Figure 11.3 – Implantable cardioverter defibrillator.


GUIDELINES: Implantable cardioverter defibrillators for arrhythmias (NICE, 2014)


NICE recommends ICDs as primary prevention for patients with:


Strong family history of a heart condition with a high risk of sudden death (e.g. long QT syndrome, Brugada syndrome, etc.)


Congenital heart disease that has been repaired surgically.


NICE also recommends secondary prevention for patients who:


Survived a cardiac arrest caused by a ventricular arrhythmia


Have spontaneous sustained VT causing syncope or severe haemodynamic instability


Have sustained VT without syncope and a LVEF of less than 35%.
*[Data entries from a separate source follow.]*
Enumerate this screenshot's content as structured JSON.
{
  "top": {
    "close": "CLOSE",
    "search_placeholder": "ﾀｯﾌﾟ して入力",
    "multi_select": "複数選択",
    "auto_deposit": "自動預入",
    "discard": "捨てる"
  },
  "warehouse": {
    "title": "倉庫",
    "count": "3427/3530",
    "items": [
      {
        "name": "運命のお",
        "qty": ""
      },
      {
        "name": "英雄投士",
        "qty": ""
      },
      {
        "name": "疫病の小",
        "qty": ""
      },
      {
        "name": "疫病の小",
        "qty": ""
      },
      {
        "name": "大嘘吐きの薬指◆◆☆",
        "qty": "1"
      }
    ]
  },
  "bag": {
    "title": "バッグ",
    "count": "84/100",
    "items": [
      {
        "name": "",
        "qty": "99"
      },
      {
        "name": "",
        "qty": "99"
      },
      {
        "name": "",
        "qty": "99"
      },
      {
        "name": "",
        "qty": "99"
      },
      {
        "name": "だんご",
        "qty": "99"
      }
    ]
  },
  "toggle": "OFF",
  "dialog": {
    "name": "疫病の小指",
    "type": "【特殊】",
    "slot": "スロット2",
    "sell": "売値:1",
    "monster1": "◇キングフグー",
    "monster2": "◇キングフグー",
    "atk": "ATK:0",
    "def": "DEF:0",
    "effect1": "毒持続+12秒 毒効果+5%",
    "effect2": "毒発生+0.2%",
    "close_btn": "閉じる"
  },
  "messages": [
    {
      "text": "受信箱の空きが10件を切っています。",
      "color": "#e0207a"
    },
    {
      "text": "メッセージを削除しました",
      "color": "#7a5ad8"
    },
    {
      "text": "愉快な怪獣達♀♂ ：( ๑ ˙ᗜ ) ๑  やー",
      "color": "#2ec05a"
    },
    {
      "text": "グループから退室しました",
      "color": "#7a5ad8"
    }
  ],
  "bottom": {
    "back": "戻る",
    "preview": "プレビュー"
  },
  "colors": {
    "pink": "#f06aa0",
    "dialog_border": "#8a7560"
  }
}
Radiofrequency catheter ablation


This technique involves the utilisation of radiofrequency waves to heat and ablate the focus/foci of enhanced automaticity or re-entrant circuits causing tachyarrhythmias. EP studies are usually performed prior to the procedure to localise the abnormal tissue.


Catheter ablation has become the definitive treatment for patients with SVTs, in particular atrioventricular nodal re-entrant, atrioventricular re-entrant tachycardias and atrial flutter. Cure rates of over 90% are expected in such patients.


Fig11-04.jpg


Figure 11.4 – Radiofrequency ablation.


11.2 Systematic approach to ECG rhythm abnormalities


As discussed in Chapter 4, an ECG can be interpreted in a few easy steps. Similarly, arrhythmias can be systematically approached with the following algorithm:


1. First, take a look at the heart rate – determine whether it is a bradycardia (<60 bpm) or a tachycardia (>100 bpm)


2. If it is a bradycardia,



  • and asymptomatic – it will most likely be sinus bradycardia but heart block should be ruled out
  • and symptomatic/haemodynamically unstable – atrioventricular (AV) block should be suspected and managed appropriately

3. If it is a tachycardia, determine whether it is a narrow complex (QRS <0.12 s) or a broad complex (QRS >0.12 s)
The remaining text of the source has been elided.